In France, too, as in Flanders and unlike in the Netherlands, the language is a political object, although of course, the position of French has never been in question, as it were, since Vercingetorix. More than that, the French-speaking world has for centuries had an enormous influence on other languages – including in the Netherlands. Only the Dutch have never completely adopted the culture that goes with it, as the Flemish have, the idea that language is a form of culture rather than a form of nature – something you can create and something you can aspire to rather than something you have by nature.
In the Netherlands, the dominant idea about Dutch is “this is my language”. The way I speak is Dutch. Admittedly, I might perhaps make mistakes, and in other parts of the Netherlands people may speak differently, but in the end, my way of speaking is still Dutch.

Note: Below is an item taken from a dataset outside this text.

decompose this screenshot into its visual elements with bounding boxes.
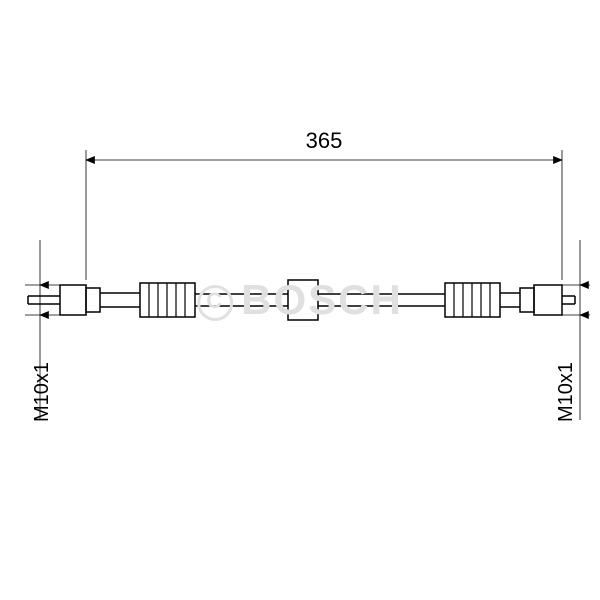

This attitude, so different from the Flemish, which overwhelmingly places Dutch outside itself – in Platonic heaven perhaps, as something to aim for but never achieve – explains why the Dutch seldom compliment other Dutch people on their beautiful Dutch. To start with, hardly anyone aspires to beautiful Dutch, the whole idea of “beautiful Dutch” falls outside the mainstream language ideology.
It also explains, at least partly, the Dutch tendency not to understand Flemish people. Almost all my Flemish friends, some of whom reach the highest pinnacles in the pursuit of standard language, are familiar with the experience of suddenly being addressed in English in a Dutch shop. They have a different – a foreign – accent.

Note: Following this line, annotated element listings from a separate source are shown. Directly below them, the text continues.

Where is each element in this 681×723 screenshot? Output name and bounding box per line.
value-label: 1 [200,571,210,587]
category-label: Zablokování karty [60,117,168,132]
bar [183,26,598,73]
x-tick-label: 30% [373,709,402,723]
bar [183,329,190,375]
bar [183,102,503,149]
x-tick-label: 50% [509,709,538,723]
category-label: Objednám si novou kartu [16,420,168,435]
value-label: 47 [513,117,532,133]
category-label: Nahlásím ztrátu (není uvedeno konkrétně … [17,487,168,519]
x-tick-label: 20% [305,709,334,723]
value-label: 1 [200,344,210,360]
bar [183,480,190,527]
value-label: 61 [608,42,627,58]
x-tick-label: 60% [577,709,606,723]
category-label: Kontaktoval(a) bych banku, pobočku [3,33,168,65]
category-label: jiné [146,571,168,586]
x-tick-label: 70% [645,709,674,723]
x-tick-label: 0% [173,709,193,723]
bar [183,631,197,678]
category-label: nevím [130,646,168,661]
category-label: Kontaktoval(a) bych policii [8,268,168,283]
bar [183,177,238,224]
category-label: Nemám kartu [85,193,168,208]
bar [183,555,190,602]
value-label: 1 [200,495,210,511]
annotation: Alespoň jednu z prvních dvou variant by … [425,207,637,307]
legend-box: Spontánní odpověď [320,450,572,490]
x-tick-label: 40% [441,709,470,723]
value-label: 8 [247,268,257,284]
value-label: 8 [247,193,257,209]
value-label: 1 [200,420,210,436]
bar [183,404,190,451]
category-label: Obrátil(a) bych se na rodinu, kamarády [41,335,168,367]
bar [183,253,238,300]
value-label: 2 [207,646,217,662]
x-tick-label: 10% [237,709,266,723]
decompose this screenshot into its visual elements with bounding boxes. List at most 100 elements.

Conversely, it explains the frustration that Flemings often feel and sometimes express about the Dutch – those of whom it has been said for decades that they were the norm, but who care so little about that norm.

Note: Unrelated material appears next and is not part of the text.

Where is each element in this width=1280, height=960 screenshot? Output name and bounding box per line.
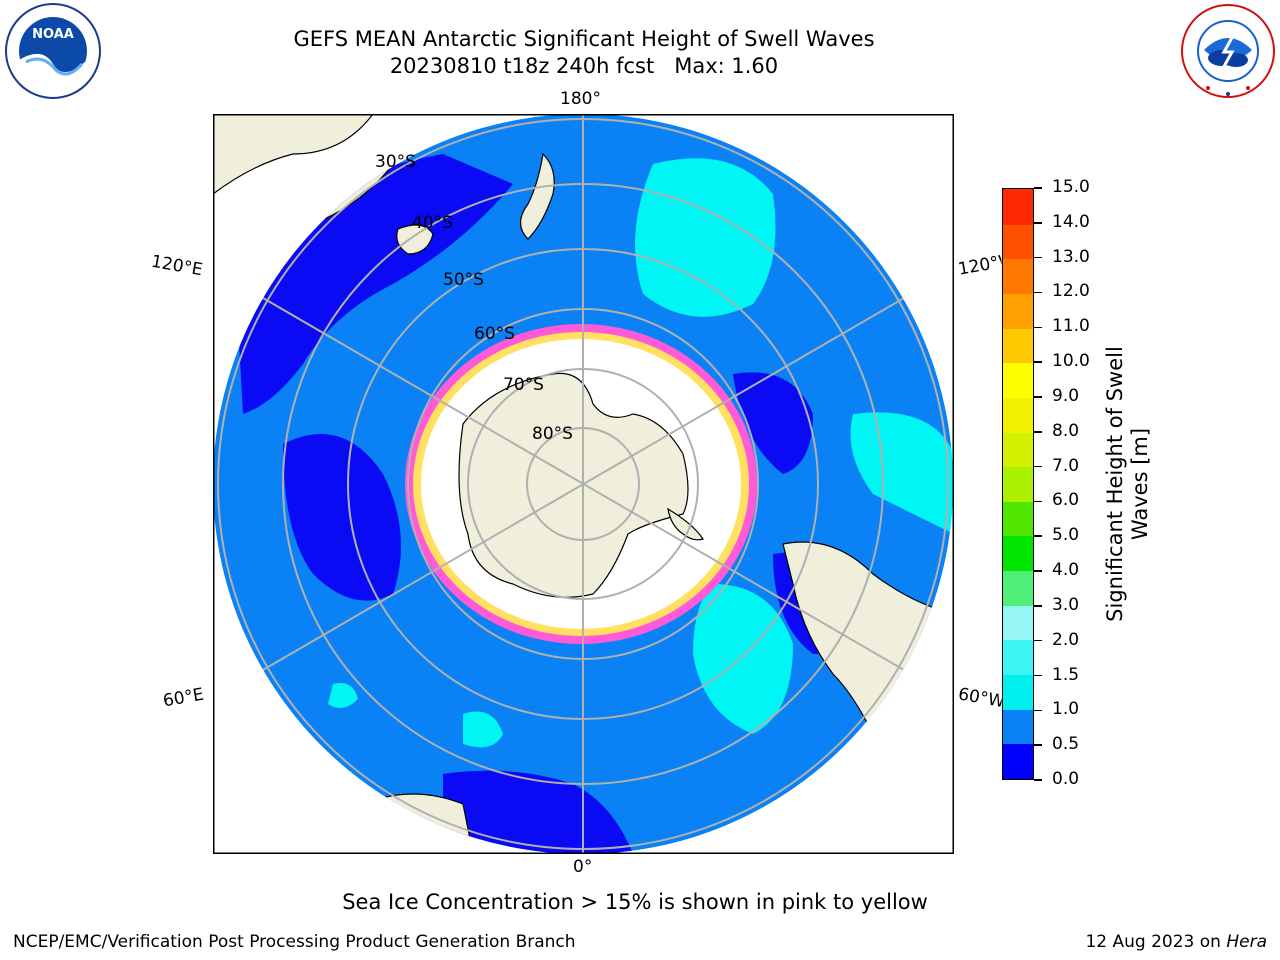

Uniting these different ways of looking at language is an almost impossible task. If you see language as a cultural product, you make very different, and sometimes opposing, demands than if you consider language primarily as a tool. Moreover, you also have a different attitude towards the way you should deal with multicentricity or other variations within the norm. Dutch people see multicentricity mainly as an affirmation of differences and the Language Union – insofar as they take any interest in it at all – as a way of distributing subsidies. A Fleming sees in it a painful violation of an ideal or an attempt to save that ideal as best they can.
There is nothing wrong with Dutch being an illusion. Our lives are necessarily based on illusions – auxiliary constructs that make the world easier to understand. But illusions can also disappear again. Once illusions are institutionalised, they can last a bit longer – but not forever. If I am not mistaken, there are more and more cracks in the Language Union. Flemish parliamentarians are increasingly discussing the language in their own parliament rather than only in the Interparliamentary Committee intended for that purpose. Moreover, in late 2022, the Dutch parliament passed a motion to pay one million euros a year to support foreign courses in Dutch language and culture – outside the framework of the Language Union. Meanwhile, the Language Union has existed for forty-three years. I wonder whether it will reach one hundred.